Yardımcı Antrenör Serkan İnci… Kendini geliştirmeye bu kadar aç insan nadir tanıdım. Herkesten, her olaydan, her an’dan bir şey öğrenmek; öğrendiklerini hayatına uygulamak, öğrenmek için kazandığının tamamını harcamak… O yola çoktan çıktı, yolu da açık.!

Erdal Kaynak, Türkiye’de sayılı kaleci antrenörlerinden. Hentbolun içinde fiziken olmadığı dönemde, kaleciliğin kitabını yazdı. Teknik taktik anlamda katkısı mutlaka olacaktır. İlker hocayı yeni tanıdım. Katılımcı ve katkıya açık bir profili var. Donanımlı olduğu kadar mütevazi ve uyumlu bir yapıda. 
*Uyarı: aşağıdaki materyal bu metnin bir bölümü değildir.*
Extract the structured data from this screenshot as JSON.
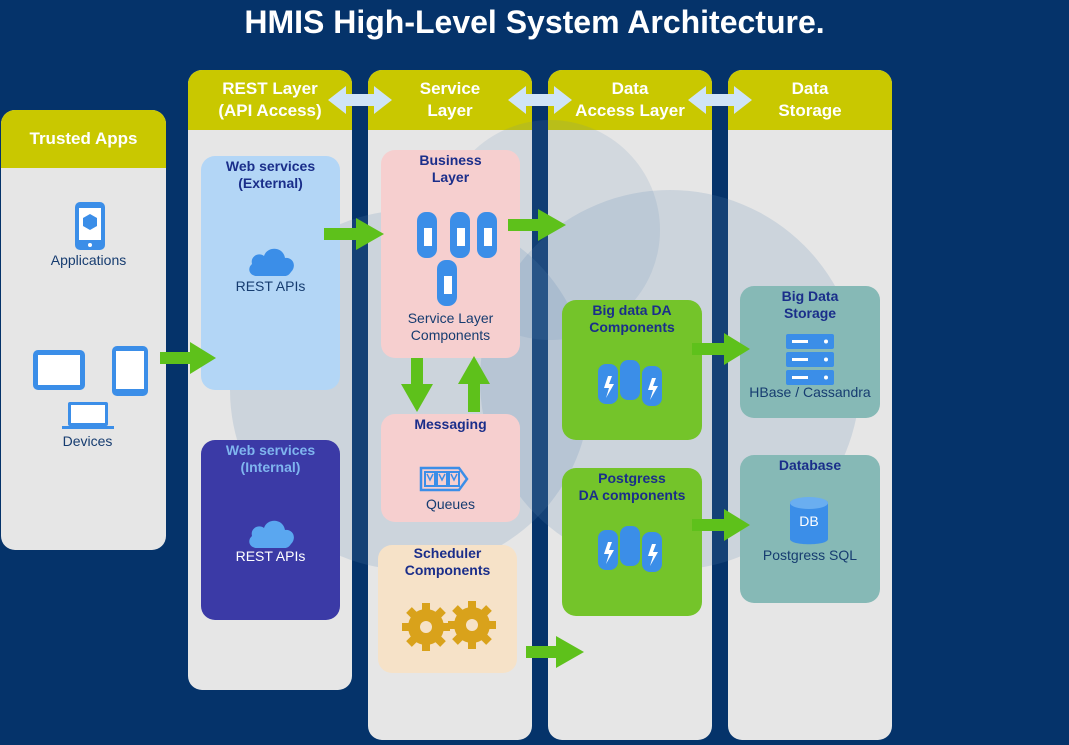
{
  "title": "HMIS High-Level System Architecture.",
  "colors": {
    "background": "#05336a",
    "header": "#c9c800",
    "column": "#e6e6e6",
    "arrow": "#5ec11b",
    "icon": "#3b8ee8"
  },
  "columns": {
    "trusted_apps": "Trusted Apps",
    "rest_layer": "REST Layer\n(API Access)",
    "service_layer": "Service\nLayer",
    "data_access": "Data\nAccess Layer",
    "data_storage": "Data\nStorage"
  },
  "trusted_apps": {
    "applications_label": "Applications",
    "devices_label": "Devices"
  },
  "rest": {
    "external_title": "Web services\n(External)",
    "external_label": "REST APIs",
    "internal_title": "Web services\n(Internal)",
    "internal_label": "REST APIs"
  },
  "service": {
    "business_title": "Business\nLayer",
    "business_label": "Service Layer\nComponents",
    "messaging_title": "Messaging",
    "messaging_label": "Queues",
    "scheduler_title": "Scheduler\nComponents"
  },
  "data_access": {
    "bigdata_title": "Big data DA\nComponents",
    "postgres_title": "Postgress\nDA components"
  },
  "storage": {
    "bigdata_title": "Big Data\nStorage",
    "bigdata_label": "HBase / Cassandra",
    "db_title": "Database",
    "db_label": "Postgress SQL",
    "db_icon_text": "DB"
  },
  "icons": {
    "applications": "smartphone-app-icon",
    "devices": "tablet-phone-laptop-icon",
    "cloud": "cloud-icon",
    "servers": "server-cylinder-icon",
    "queues": "queue-icon",
    "databases": "database-lightning-icon",
    "gears": "gear-icon",
    "rack": "server-rack-icon",
    "db": "db-cylinder-icon"
  }
}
Aday kadro başta şaşırttı. Sonra düşündürttü. Sonunda mantıklı olduğuna kadar verildi. Aylar önce yaptığım yayında; ön elemelerde tecrübeli ellerin kadroda yer alması gerektiğini, cezalı oyuncuların affedilmesi gerektiğini, tecrübeli-genç kadronun harmanlanmasının uygun olacağını ısrarla ifade etmiştim. Sonrasında da bu konuyla ilgili hiç yorumda bulunmamıştım. Aylar sonra, paralel felsefedeki kurgunun başarılı olmasını dilemekten doğal bir şey yok.